Not so good news for adults on malaria vaccine

Health & Science
By Gardy Chacha | Mar 02, 2026

 

Busia Health Care Workers conducting residual spraying in efforts to combat malaria infection. [File, Standard]

New findings from a study in Kenyan adults have cast doubt on the effectiveness of the RTS,S/AS01 malaria vaccine in reducing infections among African adults, raising questions about its potential role in malaria elimination strategies.

Conducted by scientists from the Kenya Medical Research Institute (Kemri), the Walter Reed Army Institute of Research, and GlaxoSmithKline, the study provides crucial insights into vaccine efficacy in populations where malaria is endemic.

The study enrolled 620 healthy Kenyan adults, divided into five groups based on the presence or absence of Plasmodium falciparum infections at the start. Participants received either RTS,S or a rabies vaccine, used as a control.

Research was carried out at the Kemri-Walter Reed Project’s Kombewa Clinical Research Center in Kisumu County, western Kenya, a region where malaria remains endemic.

Published in “The Journal of Infectious Diseases”, the findings indicate that RTS,S is unlikely to provide sufficient protection against infection in African adults to be included in malaria elimination strategies.

While RTS,S, together with its sister vaccine R21/Matrix-M, is currently recommended  by the World Health Organisation (WHO) for children living in endemic areas of sub-Saharan Africa, its efficacy in adults appears limited. Both vaccines are already being administered across several African countries with support from Gavi, the Vaccine Alliance.

Best practice

 Global best practice demands that for a vaccine to be considered effective, it would optimally provide a relatively high level of efficacy and be used in mass immunisation campaigns for all age groups.

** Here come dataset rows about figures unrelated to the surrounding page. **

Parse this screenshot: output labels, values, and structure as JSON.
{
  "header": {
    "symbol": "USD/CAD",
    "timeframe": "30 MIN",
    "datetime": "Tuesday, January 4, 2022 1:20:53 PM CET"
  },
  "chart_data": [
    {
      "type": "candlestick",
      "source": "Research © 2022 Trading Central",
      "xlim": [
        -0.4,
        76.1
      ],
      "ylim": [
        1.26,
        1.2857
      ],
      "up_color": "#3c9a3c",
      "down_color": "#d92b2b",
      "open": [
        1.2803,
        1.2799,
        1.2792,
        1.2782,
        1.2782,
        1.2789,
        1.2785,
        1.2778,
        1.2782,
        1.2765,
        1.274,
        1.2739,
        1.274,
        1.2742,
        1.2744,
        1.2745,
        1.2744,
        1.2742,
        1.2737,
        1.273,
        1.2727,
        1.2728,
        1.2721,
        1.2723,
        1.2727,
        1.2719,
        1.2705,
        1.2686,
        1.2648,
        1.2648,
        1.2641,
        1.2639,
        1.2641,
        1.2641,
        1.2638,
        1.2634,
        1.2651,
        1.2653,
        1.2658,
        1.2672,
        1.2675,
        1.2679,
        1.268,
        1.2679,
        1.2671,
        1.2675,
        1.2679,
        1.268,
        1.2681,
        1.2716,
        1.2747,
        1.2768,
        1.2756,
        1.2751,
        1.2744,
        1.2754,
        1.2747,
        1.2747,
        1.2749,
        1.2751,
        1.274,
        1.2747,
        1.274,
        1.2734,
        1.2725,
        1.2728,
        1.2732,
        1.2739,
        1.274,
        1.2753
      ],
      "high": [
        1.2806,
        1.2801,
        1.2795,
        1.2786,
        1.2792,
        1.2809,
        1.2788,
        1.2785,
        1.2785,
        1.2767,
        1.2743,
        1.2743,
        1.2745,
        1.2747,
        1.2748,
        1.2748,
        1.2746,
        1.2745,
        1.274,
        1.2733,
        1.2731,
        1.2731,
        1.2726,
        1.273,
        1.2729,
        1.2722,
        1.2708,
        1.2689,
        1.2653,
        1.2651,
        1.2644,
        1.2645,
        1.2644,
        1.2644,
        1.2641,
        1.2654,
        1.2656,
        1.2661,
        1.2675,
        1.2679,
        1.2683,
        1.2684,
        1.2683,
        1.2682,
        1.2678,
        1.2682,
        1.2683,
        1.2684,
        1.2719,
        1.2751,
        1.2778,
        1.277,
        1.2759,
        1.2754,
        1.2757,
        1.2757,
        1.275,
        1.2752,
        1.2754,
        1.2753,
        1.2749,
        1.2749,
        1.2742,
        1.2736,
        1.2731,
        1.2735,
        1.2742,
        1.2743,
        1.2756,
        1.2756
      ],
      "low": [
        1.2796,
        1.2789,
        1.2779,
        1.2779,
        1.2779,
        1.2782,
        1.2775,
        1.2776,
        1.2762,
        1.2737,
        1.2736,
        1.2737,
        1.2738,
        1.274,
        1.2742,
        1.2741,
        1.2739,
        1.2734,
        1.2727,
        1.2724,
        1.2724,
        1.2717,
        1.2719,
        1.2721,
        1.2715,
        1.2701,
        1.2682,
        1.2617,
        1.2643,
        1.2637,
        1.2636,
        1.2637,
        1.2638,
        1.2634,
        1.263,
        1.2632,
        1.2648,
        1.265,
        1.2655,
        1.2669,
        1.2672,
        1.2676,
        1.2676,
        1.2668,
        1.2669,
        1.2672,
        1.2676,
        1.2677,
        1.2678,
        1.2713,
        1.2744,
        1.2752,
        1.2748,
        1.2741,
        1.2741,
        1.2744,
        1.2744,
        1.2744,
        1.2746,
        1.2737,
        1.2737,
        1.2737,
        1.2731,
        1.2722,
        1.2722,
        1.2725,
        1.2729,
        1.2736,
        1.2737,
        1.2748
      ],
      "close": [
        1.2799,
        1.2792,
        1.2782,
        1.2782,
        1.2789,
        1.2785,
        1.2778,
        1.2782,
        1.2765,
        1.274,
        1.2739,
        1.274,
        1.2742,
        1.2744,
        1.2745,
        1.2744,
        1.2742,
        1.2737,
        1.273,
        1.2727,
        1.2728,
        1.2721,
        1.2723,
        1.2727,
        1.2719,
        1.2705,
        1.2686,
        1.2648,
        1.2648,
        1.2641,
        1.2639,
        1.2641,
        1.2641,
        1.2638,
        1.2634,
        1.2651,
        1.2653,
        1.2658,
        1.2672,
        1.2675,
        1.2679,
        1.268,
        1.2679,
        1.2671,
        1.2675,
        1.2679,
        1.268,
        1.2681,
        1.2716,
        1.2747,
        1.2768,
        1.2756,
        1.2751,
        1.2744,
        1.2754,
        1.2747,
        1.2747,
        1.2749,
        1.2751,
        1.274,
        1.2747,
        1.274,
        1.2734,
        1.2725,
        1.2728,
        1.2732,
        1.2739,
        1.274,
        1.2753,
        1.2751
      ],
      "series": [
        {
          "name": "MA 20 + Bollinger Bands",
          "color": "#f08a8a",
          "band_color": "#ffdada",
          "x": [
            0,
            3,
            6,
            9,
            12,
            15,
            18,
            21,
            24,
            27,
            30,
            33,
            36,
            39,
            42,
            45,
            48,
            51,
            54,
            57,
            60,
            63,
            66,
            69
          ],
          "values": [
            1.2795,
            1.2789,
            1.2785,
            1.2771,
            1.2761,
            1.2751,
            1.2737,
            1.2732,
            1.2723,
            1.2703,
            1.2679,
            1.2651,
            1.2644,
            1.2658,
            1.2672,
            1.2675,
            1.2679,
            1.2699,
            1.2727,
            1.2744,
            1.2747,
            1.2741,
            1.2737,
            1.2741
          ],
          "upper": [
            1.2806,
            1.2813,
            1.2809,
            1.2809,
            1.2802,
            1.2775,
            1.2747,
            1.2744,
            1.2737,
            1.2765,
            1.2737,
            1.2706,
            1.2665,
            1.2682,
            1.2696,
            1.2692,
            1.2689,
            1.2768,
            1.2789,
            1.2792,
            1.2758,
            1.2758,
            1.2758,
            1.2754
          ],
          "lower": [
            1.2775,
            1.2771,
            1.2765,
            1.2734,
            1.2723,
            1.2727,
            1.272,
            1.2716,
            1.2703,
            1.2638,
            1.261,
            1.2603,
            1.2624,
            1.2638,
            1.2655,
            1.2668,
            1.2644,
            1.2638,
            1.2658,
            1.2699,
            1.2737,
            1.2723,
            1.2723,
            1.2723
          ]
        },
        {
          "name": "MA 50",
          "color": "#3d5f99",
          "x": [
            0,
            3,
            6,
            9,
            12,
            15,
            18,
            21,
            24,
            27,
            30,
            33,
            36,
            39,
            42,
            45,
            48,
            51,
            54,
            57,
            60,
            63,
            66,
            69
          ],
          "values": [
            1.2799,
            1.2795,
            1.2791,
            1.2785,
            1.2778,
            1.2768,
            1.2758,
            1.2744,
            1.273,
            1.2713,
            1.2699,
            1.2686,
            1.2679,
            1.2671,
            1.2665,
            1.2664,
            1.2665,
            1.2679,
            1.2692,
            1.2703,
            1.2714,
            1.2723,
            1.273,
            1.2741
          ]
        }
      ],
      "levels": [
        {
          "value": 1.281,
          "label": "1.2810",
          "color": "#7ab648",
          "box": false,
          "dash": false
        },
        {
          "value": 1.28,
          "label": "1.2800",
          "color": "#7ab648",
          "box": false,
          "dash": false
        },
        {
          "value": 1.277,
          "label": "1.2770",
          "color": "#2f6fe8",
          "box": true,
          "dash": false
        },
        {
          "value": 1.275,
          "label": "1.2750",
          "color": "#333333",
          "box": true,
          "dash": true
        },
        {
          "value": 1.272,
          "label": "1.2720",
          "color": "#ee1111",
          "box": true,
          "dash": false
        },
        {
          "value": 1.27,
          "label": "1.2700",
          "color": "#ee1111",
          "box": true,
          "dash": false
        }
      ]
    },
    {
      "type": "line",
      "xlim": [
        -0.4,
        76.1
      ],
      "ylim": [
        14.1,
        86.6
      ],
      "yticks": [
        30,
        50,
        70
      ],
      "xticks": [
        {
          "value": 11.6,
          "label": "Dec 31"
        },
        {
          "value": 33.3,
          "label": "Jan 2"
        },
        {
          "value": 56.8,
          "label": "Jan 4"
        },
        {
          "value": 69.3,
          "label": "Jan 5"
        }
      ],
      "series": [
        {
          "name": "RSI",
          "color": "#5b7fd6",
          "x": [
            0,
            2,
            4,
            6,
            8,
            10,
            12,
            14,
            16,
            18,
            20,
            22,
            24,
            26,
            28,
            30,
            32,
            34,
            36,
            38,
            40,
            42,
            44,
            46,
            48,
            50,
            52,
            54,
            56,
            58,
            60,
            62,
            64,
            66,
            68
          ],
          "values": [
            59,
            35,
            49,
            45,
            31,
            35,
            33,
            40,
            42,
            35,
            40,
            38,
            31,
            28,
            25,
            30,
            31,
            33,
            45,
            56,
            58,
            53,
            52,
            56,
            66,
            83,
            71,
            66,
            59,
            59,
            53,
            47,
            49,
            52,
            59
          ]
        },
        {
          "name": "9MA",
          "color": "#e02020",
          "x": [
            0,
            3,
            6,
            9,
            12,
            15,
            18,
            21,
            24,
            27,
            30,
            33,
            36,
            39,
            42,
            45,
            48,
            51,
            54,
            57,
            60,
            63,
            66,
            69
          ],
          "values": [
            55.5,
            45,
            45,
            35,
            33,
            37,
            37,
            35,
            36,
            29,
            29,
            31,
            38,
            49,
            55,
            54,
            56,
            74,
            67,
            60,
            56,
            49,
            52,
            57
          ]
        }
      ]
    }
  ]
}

Previous studies have shown that the efficacy of RTS,S is lower in African adults than in malaria-naïve (those who have never been infected with malaria) US adults. This may be due to concurrent P. falciparum infections in the African adults when they were vaccinated; there is some evidence that active or asymptomatic malaria infections may suppress the immune response to vaccines.

For the study participants with active Plasmodium falciparum infections, who were administered antimalarial drugs during the vaccination period, a modest level of efficacy was observed.

However, no vaccine efficacy was observed in participants who were free of protozoa infection at the study start and were also treated with antimalarial drugs.

This study highlights the importance of conducting malaria vaccine clinical trials in target populations.

The vaccine efficacy results from this study were lower than from studies where malaria-naïve adults were vaccinated and subjected to controlled human malaria infection.

“While the current study results are unable to explain why there was no efficacy in the group of participants who tested negative for P. falciparum at the study start, we believe this is a clue in our attempt to understand why susceptibility to malaria infections varies among individuals despite similar exposure to the parasite,” said Dr Cynthia Lee, the study lead and Project Director of the Bacterial & Parasitic Diseases Area at PATH’s Center for Vaccine Innovation and Access.

Even so, the vaccines remain an effective intervention for reducing child deaths and the number of times children get malaria, including severe malaria, and ongoing vaccine implementation activities should continue as planned.

Recent studies combining RTS,S with antimalarial drugs in young African children resulted in a synergistic effect in averting clinical malaria infections.

Researchers in this study tested a widely held assumption that antimalarial drugs given to adults could reverse this immunosuppression and enhance overall vaccine efficacy, and that the efficacy would be higher in RTS, S-immunised participants who tested negative for infection at the start of the study. The study results showed that these assumptions were incorrect.

“The study will inform future studies that seek to explain the efficacy of various interventions such as vaccines that are focused towards malaria elimination, and ultimately global eradication,”, said Prof. Elijah Songok, Director General, Kemri.

Malaria is a life-threatening disease caused by Plasmodium parasites, transmitted to humans by certain mosquitoes. It remains endemic in western Kenya and along the coast, posing a persistent public health challenge despite ongoing control efforts.